Plant operators or plant managers do the ‘heavy lifting’ in construction (quite literally): as well as the digging, the rolling and the demolishing. Find out what the duties of plant operators are, and what overseeing plant operations involves.  

What is a plant operator?

Plant operators on construction sites use heavy machinery to dig, lift and move materials on and around sites.  

In construction, any kind of machine vehicle like a digger, crane, roller, bulldozer or compressor is known as a ‘plant’. Plant operators or plant managers can drive the vehicles or oversee their use on site and usually specialise in one type of equipment.  

What are the day-to-day responsibilities of plant operators and plant managers?

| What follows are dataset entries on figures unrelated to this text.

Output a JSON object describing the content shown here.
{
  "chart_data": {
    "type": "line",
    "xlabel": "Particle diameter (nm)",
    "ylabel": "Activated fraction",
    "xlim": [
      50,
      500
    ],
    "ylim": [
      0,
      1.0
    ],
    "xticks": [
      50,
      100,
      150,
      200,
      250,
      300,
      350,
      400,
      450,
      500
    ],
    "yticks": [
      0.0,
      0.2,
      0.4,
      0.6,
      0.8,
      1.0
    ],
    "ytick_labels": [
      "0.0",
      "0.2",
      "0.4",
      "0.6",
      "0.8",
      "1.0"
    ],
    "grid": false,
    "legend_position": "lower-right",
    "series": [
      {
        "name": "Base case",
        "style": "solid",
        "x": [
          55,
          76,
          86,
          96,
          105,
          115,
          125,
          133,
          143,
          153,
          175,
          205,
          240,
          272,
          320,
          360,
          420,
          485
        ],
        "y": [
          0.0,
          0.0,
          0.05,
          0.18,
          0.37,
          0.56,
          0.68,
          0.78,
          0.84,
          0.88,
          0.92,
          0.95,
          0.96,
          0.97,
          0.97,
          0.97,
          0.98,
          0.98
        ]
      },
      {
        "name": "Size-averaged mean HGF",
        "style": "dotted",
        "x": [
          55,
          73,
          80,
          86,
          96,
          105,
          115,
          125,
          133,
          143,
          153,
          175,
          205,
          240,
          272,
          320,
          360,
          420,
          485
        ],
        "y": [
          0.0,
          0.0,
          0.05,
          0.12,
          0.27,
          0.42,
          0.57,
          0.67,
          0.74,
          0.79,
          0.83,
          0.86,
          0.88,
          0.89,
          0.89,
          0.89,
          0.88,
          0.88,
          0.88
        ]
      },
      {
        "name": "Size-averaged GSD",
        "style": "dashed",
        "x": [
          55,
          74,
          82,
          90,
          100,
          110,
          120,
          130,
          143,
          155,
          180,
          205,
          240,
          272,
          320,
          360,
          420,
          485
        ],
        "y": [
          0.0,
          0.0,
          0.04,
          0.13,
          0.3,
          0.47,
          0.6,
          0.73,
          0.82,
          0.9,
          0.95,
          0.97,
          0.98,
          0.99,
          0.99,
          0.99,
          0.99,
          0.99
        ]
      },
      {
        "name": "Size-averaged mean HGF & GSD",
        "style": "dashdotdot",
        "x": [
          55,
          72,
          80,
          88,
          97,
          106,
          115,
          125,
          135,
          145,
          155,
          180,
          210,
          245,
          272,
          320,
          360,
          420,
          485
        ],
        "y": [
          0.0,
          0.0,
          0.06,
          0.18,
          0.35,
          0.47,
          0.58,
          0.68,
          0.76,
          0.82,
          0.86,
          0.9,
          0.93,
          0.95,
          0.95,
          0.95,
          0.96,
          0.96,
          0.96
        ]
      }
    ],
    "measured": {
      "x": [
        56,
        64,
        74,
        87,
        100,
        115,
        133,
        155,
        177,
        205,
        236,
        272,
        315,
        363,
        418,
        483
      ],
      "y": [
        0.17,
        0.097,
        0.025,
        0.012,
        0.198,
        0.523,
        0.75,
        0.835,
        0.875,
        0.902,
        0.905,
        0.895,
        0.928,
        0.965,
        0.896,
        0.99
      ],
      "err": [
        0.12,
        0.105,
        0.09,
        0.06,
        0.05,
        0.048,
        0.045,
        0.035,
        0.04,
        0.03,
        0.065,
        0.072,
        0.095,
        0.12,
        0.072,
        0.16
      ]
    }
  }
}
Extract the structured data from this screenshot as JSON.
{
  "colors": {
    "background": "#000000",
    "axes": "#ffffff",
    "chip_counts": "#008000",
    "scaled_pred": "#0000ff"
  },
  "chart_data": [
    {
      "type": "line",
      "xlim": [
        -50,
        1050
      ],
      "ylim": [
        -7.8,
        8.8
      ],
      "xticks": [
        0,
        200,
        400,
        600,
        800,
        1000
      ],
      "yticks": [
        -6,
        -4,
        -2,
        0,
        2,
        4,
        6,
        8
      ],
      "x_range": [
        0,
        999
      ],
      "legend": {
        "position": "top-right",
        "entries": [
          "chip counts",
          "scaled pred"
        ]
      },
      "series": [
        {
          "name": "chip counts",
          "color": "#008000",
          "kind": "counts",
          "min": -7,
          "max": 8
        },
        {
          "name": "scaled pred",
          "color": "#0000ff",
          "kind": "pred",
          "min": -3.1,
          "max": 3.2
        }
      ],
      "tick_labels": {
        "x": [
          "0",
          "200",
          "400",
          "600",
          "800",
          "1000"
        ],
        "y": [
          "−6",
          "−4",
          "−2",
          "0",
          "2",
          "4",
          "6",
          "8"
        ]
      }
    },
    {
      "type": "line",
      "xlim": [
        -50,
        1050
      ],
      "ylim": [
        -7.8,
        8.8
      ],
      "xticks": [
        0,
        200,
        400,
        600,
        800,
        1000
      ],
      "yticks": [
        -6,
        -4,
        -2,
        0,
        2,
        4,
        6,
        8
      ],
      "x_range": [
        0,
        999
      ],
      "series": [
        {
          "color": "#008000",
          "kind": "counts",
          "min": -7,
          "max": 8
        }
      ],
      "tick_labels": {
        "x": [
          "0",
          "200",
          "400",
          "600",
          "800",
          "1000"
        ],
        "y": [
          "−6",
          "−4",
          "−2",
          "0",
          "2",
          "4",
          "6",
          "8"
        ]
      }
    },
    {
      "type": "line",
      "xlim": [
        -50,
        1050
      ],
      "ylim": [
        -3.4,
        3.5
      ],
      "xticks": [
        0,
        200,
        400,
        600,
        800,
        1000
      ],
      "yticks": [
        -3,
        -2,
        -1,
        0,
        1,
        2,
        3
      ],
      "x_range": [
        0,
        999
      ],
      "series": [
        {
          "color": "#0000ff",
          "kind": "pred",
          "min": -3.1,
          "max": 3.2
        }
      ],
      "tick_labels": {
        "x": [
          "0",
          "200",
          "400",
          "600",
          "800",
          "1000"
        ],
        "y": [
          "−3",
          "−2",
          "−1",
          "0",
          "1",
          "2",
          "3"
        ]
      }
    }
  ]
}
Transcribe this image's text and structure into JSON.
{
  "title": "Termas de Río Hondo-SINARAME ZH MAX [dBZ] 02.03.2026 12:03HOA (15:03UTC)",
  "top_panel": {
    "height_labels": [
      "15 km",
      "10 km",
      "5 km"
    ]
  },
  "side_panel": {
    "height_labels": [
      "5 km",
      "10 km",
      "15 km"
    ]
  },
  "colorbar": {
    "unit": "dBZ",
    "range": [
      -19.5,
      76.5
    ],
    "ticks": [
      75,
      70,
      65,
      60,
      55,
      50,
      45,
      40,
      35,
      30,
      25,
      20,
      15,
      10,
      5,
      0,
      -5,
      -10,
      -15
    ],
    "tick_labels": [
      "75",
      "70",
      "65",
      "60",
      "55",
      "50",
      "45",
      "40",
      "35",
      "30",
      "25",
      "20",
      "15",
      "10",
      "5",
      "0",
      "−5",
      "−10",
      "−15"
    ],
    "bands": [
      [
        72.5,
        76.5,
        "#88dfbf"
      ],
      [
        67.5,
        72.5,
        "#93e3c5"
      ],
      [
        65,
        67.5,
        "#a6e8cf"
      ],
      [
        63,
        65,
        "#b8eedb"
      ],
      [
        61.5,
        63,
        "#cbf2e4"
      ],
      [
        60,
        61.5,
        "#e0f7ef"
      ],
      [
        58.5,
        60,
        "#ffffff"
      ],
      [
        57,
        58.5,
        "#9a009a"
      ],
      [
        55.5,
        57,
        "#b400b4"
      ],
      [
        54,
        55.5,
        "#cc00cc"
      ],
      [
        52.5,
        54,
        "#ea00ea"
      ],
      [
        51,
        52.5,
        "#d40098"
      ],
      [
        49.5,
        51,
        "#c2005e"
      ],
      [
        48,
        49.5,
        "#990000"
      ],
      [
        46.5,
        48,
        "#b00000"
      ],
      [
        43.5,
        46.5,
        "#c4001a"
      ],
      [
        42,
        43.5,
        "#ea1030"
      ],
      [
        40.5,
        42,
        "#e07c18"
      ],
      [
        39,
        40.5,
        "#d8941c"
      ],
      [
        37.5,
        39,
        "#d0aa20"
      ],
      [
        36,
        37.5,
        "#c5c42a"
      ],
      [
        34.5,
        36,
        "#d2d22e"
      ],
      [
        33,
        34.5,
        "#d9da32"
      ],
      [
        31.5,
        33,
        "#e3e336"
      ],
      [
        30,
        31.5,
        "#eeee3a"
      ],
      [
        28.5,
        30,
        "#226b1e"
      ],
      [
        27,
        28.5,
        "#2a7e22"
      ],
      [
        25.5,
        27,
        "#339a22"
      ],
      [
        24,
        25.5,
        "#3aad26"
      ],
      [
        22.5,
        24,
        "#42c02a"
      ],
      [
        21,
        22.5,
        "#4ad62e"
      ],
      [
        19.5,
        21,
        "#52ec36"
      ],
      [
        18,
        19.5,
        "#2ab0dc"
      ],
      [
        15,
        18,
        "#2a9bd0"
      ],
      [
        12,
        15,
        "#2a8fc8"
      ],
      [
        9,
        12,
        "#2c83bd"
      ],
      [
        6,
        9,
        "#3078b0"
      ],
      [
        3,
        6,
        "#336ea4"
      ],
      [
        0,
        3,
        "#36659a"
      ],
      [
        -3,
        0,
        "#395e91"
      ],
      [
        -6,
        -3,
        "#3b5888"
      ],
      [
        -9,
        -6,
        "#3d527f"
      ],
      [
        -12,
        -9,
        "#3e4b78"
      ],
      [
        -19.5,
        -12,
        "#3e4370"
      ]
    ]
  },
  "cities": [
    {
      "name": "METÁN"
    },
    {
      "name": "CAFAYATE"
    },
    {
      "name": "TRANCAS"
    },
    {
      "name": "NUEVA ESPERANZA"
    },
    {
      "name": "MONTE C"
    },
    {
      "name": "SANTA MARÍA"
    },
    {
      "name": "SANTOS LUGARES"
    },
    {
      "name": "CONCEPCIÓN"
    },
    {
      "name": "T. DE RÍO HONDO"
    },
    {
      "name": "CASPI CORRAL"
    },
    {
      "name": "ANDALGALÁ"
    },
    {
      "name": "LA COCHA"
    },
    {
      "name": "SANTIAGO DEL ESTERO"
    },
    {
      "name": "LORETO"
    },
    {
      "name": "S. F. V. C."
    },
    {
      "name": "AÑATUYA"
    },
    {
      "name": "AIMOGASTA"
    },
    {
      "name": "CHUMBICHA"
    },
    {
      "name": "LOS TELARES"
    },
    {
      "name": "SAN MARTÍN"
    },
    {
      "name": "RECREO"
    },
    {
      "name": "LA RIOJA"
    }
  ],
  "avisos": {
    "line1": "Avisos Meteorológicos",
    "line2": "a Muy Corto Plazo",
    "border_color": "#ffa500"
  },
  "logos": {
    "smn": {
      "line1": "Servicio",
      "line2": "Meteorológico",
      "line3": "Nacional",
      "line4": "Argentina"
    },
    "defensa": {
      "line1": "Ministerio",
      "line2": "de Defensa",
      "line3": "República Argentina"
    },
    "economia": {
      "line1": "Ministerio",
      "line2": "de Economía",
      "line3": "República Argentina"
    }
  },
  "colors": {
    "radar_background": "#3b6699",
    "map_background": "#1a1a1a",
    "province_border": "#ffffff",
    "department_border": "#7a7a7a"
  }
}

Plant operators can dramatically change landscapes or install impressive structures in a short time. They work closely with the rest of the plant team. As they are in charge of heavy machinery which can be dangerous they must be aware of health and safety practices. Plant operator and manager responsibilities include:   

Overseeing construction plant operations 

  • Using 180 and 360-degree excavators 
  • Moving earth with excavators, bulldozers and dumper trucks 
  • Loading shovels 
  • Operating giant cranes and communicating with ‘slinger signallers’ via radio – workers on the ground who guide the movements of crane operators  
  • Using piling rigs, concrete pumps and forklifts  

Maintenance & repairs 

  • Carrying out safety checks and keeping machines running properly 
  • Changing buckets and other machine attachments 
  • Maintaining equipment and ensuring machinery is regularly serviced  
  • Conducting repairs where necessary 
  • Reporting any faults to supervisors  

Health and safety adherence 

It is the legal responsibility of plant managers to deliver adequate health and safety training to operators of heavy machinery. Plant operators must in turn comply with all safety measures, wear appropriate safety clothing and take care of the health and safety of themselves and their colleagues.  

Dealing with contractors & vendors 

Plant managers and plant co-ordinators have a more supervisory role, and while they will operate machinery, they will also be expected to deal with much of the administrative work that happens on site. They negotiate rental agreements, deal with hire companies, contractors and vendors, and manage the official plant paperwork.  

Data and general housekeeping 

Plant managers need to keep records of owned or rented machinery, and have a good understanding of budgets and forecasting. They will be expected to make profit and loss projections and create reports and spreadsheets.  

Find out more about a career as a plant operator

Working as a plant operator requires a range of different skills, such as good spatial awareness, attention to detail, patience and the ability to work well within a team. You will be working on noisy building sites doing physically demanding labour, so it may not be for everyone. If you like working outdoors and with your hands, it could be the job for you.